Con este trabajo, el primer gran ensayo clínico doble ciego controlado realizado, se puede concluir que este tratamiento no debería ser empleado para prevenir las sibilancias tras una bonquiolitis por VRS, recomendando  por el momento, el tratamiento de soporte (fluidos, oxigeno, ventilación) en la fase aguda (adrenalina, broncodilatadores, corticoides, ribavirina y azitromicina no ofrecen ningún beneficio o pueden incluso ser lesivos en la fase aguda), y tratamiento sintomático cuando aparezcan las  sibilancias subsecuentes.

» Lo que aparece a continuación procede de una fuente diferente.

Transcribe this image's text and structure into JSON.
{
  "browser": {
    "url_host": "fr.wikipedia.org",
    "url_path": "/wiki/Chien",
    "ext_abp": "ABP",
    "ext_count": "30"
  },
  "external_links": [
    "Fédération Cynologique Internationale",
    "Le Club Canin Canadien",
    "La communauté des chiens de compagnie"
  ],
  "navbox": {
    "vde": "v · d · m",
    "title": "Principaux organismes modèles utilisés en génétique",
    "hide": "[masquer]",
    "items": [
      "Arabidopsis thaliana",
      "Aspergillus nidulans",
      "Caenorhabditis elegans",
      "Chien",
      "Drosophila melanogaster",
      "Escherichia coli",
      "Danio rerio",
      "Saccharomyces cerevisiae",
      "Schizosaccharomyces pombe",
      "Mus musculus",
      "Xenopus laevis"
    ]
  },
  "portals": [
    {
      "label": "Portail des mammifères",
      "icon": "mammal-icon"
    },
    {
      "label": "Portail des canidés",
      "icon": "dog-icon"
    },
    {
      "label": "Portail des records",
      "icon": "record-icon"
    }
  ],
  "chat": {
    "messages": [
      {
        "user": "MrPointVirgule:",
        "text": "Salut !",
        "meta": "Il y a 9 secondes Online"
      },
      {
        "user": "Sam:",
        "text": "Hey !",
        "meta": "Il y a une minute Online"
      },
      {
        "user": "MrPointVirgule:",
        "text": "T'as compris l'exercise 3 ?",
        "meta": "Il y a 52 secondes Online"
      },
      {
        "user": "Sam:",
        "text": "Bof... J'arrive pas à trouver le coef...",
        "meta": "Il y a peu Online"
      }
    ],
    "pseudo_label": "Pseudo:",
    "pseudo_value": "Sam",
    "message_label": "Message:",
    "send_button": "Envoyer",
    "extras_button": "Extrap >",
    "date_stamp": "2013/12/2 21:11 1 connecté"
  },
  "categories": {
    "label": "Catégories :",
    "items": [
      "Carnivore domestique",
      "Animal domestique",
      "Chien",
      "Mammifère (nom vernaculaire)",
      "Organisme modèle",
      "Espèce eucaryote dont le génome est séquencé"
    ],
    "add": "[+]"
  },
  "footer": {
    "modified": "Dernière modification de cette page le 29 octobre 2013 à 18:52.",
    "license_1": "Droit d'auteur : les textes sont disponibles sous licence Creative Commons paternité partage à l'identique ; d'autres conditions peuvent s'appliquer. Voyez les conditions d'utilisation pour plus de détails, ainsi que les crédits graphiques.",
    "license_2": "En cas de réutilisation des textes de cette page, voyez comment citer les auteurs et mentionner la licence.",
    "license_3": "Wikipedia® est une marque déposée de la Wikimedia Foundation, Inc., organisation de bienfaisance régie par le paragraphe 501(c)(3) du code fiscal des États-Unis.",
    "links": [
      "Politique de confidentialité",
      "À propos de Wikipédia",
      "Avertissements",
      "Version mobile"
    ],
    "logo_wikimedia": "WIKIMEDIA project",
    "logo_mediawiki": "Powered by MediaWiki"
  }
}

Montelukast no mejora los síntomas respiratorios postbronquiolitis en niños.

Montelukast no mejora los síntomas respiratorios post-bronquiolitis en niños. Es la conclusión de un estudio publicado en Am J Respir Crit Care Med y que se ha resumido y comentado en Evidencias en Pediatría. En el comentario crítico se señala que este ensayo clínico contradice los resultados del estudio piloto de 2003, que con ciertas limitaciones metodológicas en el diseño (ahora  subsanadas) sugería una eficacia potencial preventiva de montelukast en la enfermedad reactiva de las vías aéreas post-bronquiolitis. En el apartado de aplicabilidad en la práctica clínica, señalan el frecuente uso de montelukast en la bronquiolitis aguda en la práctica habitual, a pesar de no haber demostrado su eficacia.

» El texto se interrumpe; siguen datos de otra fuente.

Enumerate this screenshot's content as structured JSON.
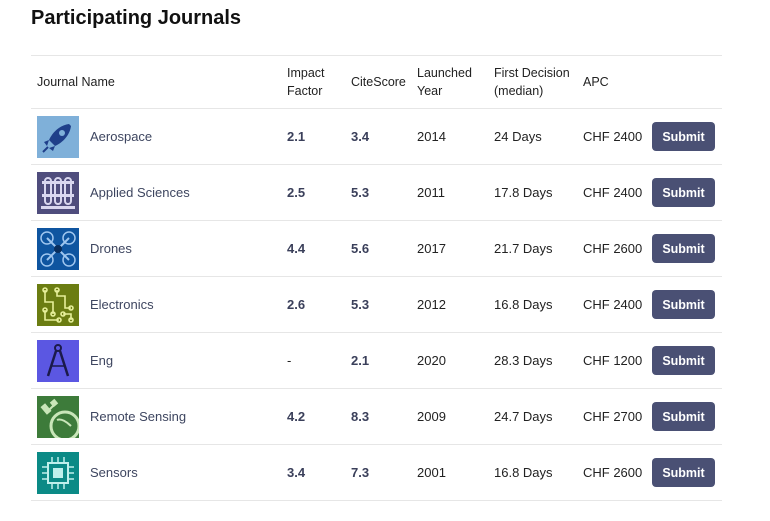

Para mayor contundencia la revista Pediatrics publica en diciembre un ensayo clínico que concluye que montelukast no mejora el curso clínico en la bronquiolitis aguda.

Nosotros también hemos constatado un elevado uso en pediatría, que se ha triplicado desde 2003 (ver figura), así como una gran variabilidad entre pediatras. Esperamos que ahora, tras este estudio, su consumo vuelva a valores de 2003, lo que indicaría que se está utilizando en sus indicaciones aprobadas, que no son otras que en determinadas condiciones del tratamiento y profilaxis del asma.
Recomendamos la lectura del editorial “montelukast en la bronquiolitis: historia y enseñanzas de un decepción” , de la que entresacamos la siguiente frase: “antes de sacar conclusiones apresuradas con repercusión sobre los tratamientos aplicados en clínica, hay que tener pruebas de calidad que los confirmen y que por tanto los pediatras que quisieron utilizar montelukast en la bronquiolitis aguda estaban doblemente equivocados: primero por usarlo antes de disponer de las pruebas suficientes y de la aprobación de un uso específico y segundo, porque finalmente tales pruebas no han llegado.”
Este razonamiento también es aplicable a otros ámbitos de la medicina.